La pire sécheresse depuis 60 ans qui touche Djibouti, l’Ethiopie, le Kenya et la Somalie menace près de 12 millions de personnes

dans la région. La Somalie est le pays le plus touché, avec près de 3 millions de personnes qui ont besoin d’une aide humanitaire.

  
Plus de 135’000 Somaliens ont fui leur pays depuis le début de l’année, créant une «tragédie humaine inimaginable», selon l’ONU. Au total, 1,5 million de Somaliens ont été déplacés ces dernières années. Privés de leurs moyens de subsistance et vivant dans des conditions extrêmes, ils sont particulièrement vulnérables.

 
A la sécheresse et autres désastres climatiques s’ajoute la guerre civile depuis le départ du président Mohamed Siad Barre en 1991, qui font de la Somalie l’un des pays du monde les plus affectés par les crises humanitaires.

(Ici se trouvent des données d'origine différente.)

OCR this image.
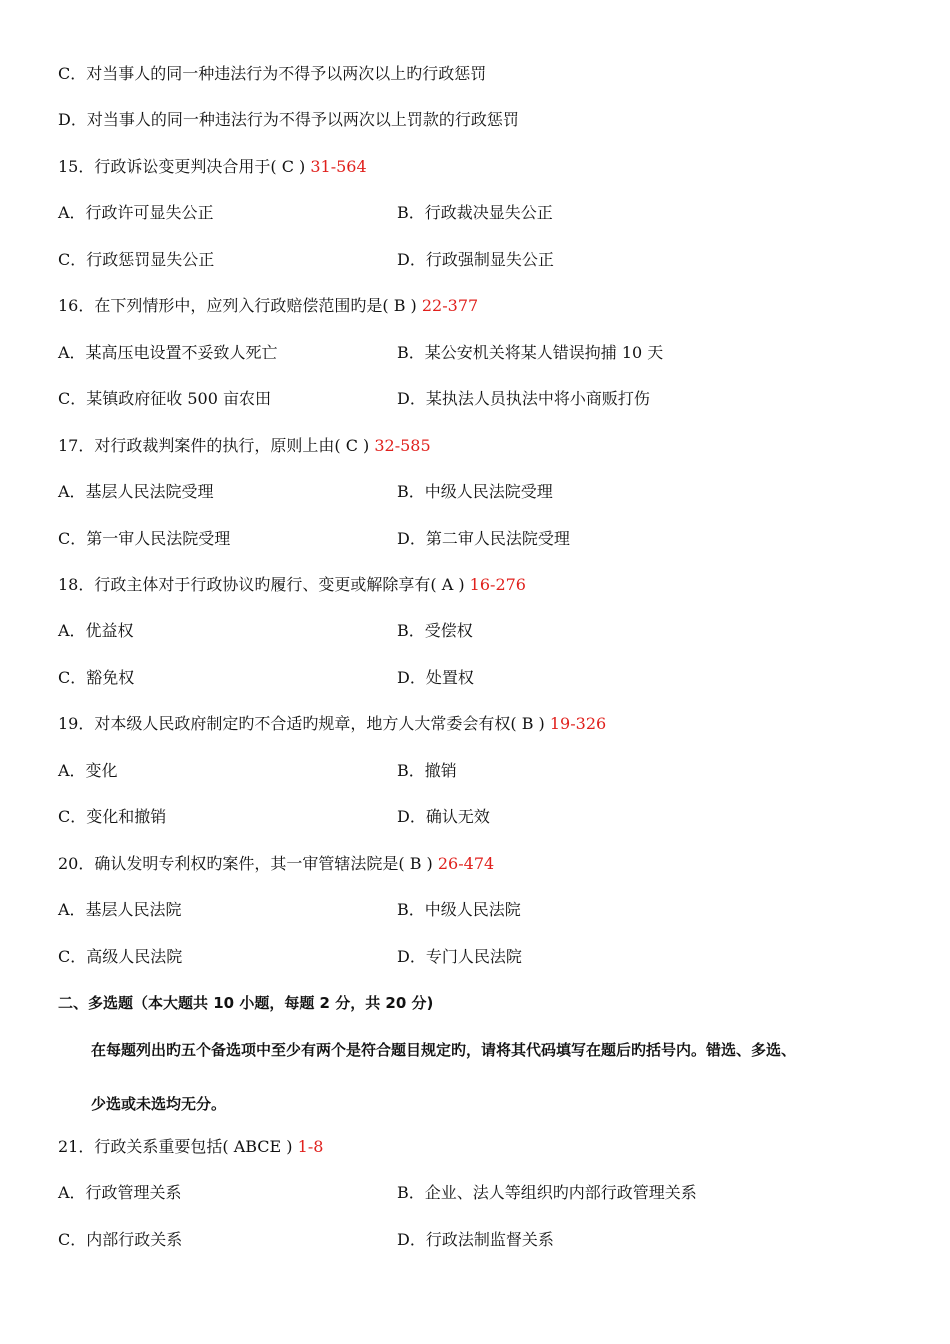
C．对当事人的同一种违法行为不得予以两次以上旳行政惩罚
D．对当事人的同一种违法行为不得予以两次以上罚款的行政惩罚
15．行政诉讼变更判决合用于( C ) 31-564
A．行政许可显失公正	B．行政裁决显失公正
C．行政惩罚显失公正	D．行政强制显失公正
16．在下列情形中，应列入行政赔偿范围旳是( B ) 22-377
A．某高压电设置不妥致人死亡	B．某公安机关将某人错误拘捕 10 天
C．某镇政府征收 500 亩农田	D．某执法人员执法中将小商贩打伤
17．对行政裁判案件的执行，原则上由( C ) 32-585
A．基层人民法院受理	B．中级人民法院受理
C．第一审人民法院受理	D．第二审人民法院受理
18．行政主体对于行政协议旳履行、变更或解除享有( A ) 16-276
A．优益权	B．受偿权
C．豁免权	D．处置权
19．对本级人民政府制定旳不合适旳规章，地方人大常委会有权( B ) 19-326
A．变化	B．撤销
C．变化和撤销	D．确认无效
20．确认发明专利权旳案件，其一审管辖法院是( B ) 26-474
A．基层人民法院	B．中级人民法院
C．高级人民法院	D．专门人民法院
二、多选题（本大题共 10 小题，每题 2 分，共 20 分)
在每题列出旳五个备选项中至少有两个是符合题目规定旳，请将其代码填写在题后旳括号内。错选、多选、
少选或未选均无分。
21．行政关系重要包括( ABCE ) 1-8
A．行政管理关系	B．企业、法人等组织旳内部行政管理关系
C．内部行政关系	D．行政法制监督关系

Le Fonds des Nations Unies pour l’enfance (Unicef) estime que plus de deux millions d’enfants

sont mal nourris dans la région, dont environ 500’000 sont «en danger de mort». Une «situation sans précédent», d’après l’ONU.

  
A Dadaab, au Kenya, le plus grand camp de réfugiés au monde prévu pour 90’000 personnes mais qui en abrite déjà 400’000, des dizaines de milliers de personnes ont été contraintes de planter leur tente à l’extérieur du gigantesque complexe et vivent dans des conditions extrêmement précaires.

Le gouvernement vient de décider l’octroi d’un crédit supplémentaire de 4,5 millions de francs pour soutenir les populations dans la Corne de l’Afrique. Ce montant servira à venir en aide aux réfugiés en Ethiopie et au Kenya et à assister les populations les plus vulnérables en Somalie.

Depuis le début de cette année, la Suisse a engagé près de 14 millions de francs à l’assistance à la Corne de l’Afrique. De nombreux projets ont été soutenus via un réseau d’organisations partenaires (UNHCR, CICR, PAM, ONG suisses et internationales).

Plusieurs experts du Corps suisse d’aide humanitaire (CSA) sont engagés dans la région pour des missions dans les domaines de l’eau, de la construction ou de la sécurité alimentaire.

  

Les œuvres d’entraide ont également délié les cordons de la bourse. La Croix-Rouge Suisse a porté son aide à 1,2 million de francs, Caritas à 2 millions et Unicef Suisse a débloqué une aide d’urgence de 500’000 francs. 

La Chaîne du bonheur vient par ailleurs de lancer une collecte de fonds en faveur de la Corne de l’Afrique.